CY
CY

在成為獨當一面的軟件開發者的道上迷途的程式人。興趣廣泛但學無專精,除了會寫code,偶爾也會寫寫字,射射箭。

The Fifth Dimension Labyrinth of Bohes (Part 2)

Bohes "Aben Hakan-El-Bohari Who Died in His Labyrinth", "Two Kings and Two Labyrinths", after reading the postscript

Previous: Bohes' fifth-dimensional labyrinth (Part 1)

"Two Kings and Two Labyrinths"
"Una leyenda arábiga (Historia de los dos reyes y los dos laberintos, como nota de Burton)"

This one-page short story follows "Aben Hakan-El-Bohari who died in his own labyrinth" ("Death"), and the author's note also makes it clear that this is exactly the one the rectory preached in "Death" Fable.

(For illustration, the following contains a lot of spoilers.)

The story is about a Babylonian king who built a labyrinth with countless walls and branches, and tricked an Arab king into the labyrinth to shame him. Later, the king of Arabia succeeded in revenge and sent troops to capture the king of Babylon, and took him to the middle of the desert, a labyrinth without walls and branches. Finally the Babylonian king died of thirst in the labyrinth of sand.

image source: http://www.astrolog.org/labyrnth/lifesize.htm

Man-made and God-made (nature), with countless walls and branches and labyrinths without walls and branches, are equally disorienting. In fact, no bifurcation is equal to an infinite number of bifurcations. Like the author's other works, Bohes once again presents the duality of the dualistic concepts of labyrinth, nothingness, and infinity through stories. Putting the two stories together is actually part of the author's clever layout.

"Death" and "Two" constitute a play within a play that echoes each other. "Two" has two kings, one leads the other into a labyrinth to die of thirst. And the Unwin version of "Death" also has a real and a fake king, and the fake king induces the real king to kill in the labyrinth.

The author's ingenuity doesn't stop there, Bohes also arranges a literary technique called Mise en abyme ( Mise en abyme ) throughout "Death". Dunraven called the king of Africa the king of Babel, and his allusions to the Babylonian king who built the Tower of Babel was condemned by heaven, echoing the preaching story of the rectory ("Two"): the king who built the labyrinth was punished, which in turn predicted the African king who built the labyrinth Killed by ghosts.

Another set of narrative endoscopes prompted Unwin's reasoning: the spider web that appeared in the African king's dream (and the subtitle of "Death") was the hunting ground where spiders guarded and waited for rabbits, and the mythical tauren who exiled young girls as feed The labyrinth is a homogeneous idea; coupled with the mismatch of the head and body of the tauren, it implies the fake identity of the king in the labyrinth, and the purpose of building the labyrinth is not to hide but to kill.

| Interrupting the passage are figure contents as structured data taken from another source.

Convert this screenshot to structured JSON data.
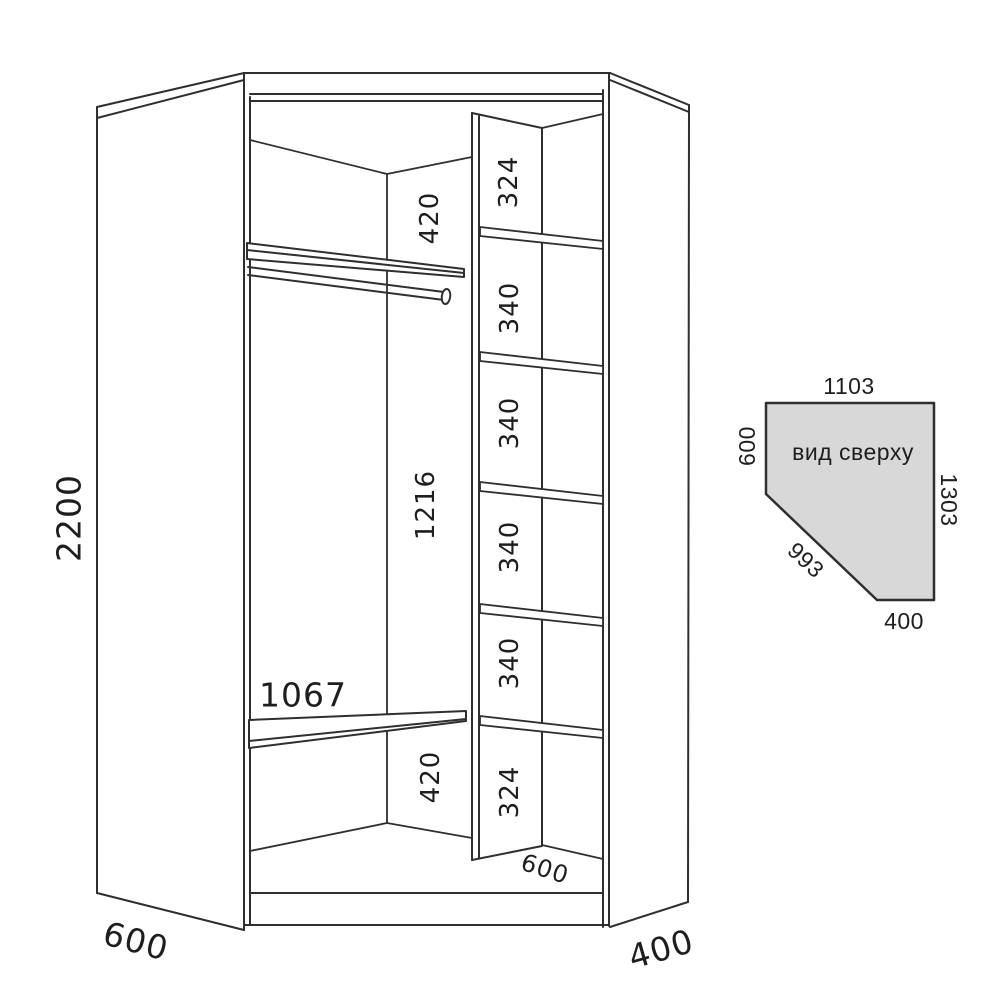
{
  "colors": {
    "line": "#2f2f2f",
    "text": "#1e1e1e",
    "top_view_fill": "#d8d8d8",
    "background": "#ffffff"
  },
  "main_view": {
    "height": "2200",
    "left_width": "600",
    "right_width": "400",
    "top_section": "420",
    "hanging_section": "1216",
    "lower_shelf_length": "1067",
    "bottom_section": "420",
    "column_depth": "600",
    "column_sections": [
      "324",
      "340",
      "340",
      "340",
      "340",
      "324"
    ]
  },
  "top_view": {
    "caption": "вид сверху",
    "back_width": "1103",
    "left_depth": "600",
    "right_depth": "1303",
    "front_width": "993",
    "right_return": "400",
    "fill_color": "#d8d8d8"
  }
}
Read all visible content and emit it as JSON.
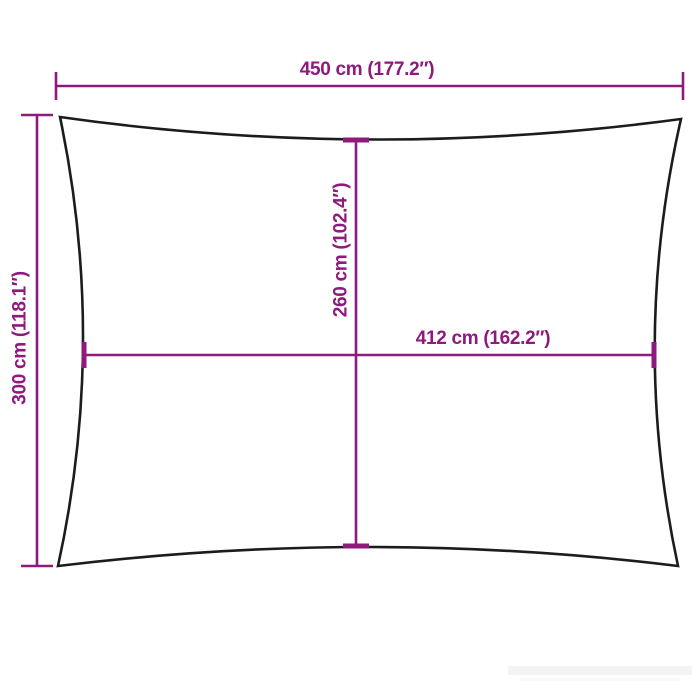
{
  "diagram": {
    "type": "product-dimension-diagram",
    "subject": "rectangular shade sail outline with concave edges",
    "colors": {
      "accent": "#8e1a7d",
      "outline": "#1c1c1c",
      "background": "#ffffff",
      "watermark": "#f3f3f3"
    },
    "dimensions": {
      "top_width": {
        "label": "450 cm (177.2″)",
        "value_cm": 450,
        "value_in": 177.2
      },
      "left_height": {
        "label": "300 cm (118.1″)",
        "value_cm": 300,
        "value_in": 118.1
      },
      "inner_vertical": {
        "label": "260 cm (102.4″)",
        "value_cm": 260,
        "value_in": 102.4
      },
      "inner_horizontal": {
        "label": "412 cm (162.2″)",
        "value_cm": 412,
        "value_in": 162.2
      }
    }
  }
}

In addition to the aforementioned in-play and narrative endoscopy, "Death" itself is a framed story about the storytelling of Dun Lavin, Unwin, the rectory, the king, and others. Bohes even claimed in the postscript that "Two" is actually a broken chapter of the famous "One Thousand and One Nights" in a pseudo-framework. Let's take a closer look at the structure of this framework:

It started with the creation of "Aben Hakan-El-Bohari who died in his own labyrinth" ‧‧‧

In "Death" Dun Lavin recounts the bizarre death of the king

Dunlavin's recollection includes the rectory preaching "Two Kings and Two Labyrinths" (also by Bohes) and revealing a meeting with the king.

During the talks, the king confessed to the past of killing his ministers‧‧‧

‧‧‧Then "Death" Leon Win deduces the truth of the death of the real and false kings‧‧‧

One day, the author wrote down after reading "Bohes's Labyrinth of the Fifth Dimension (Part 1)", in addition to retelling the story of "Death", there is also the author's secondary creation.

Ordinary labyrinths bifurcate in the three dimensions of physical space. Boges imagined a labyrinth that bifurcates in the time dimension in "The Garden of Crossing Paths", while in these two works, he constructs a narrator's perspective. Cha's labyrinth of the fifth dimension. One narrator after another, repeating layer by layer, makes the story derive one version after another during the reading process, making the reader lost in it.

Now, after reading this article, what kind of bifurcation are you going to write?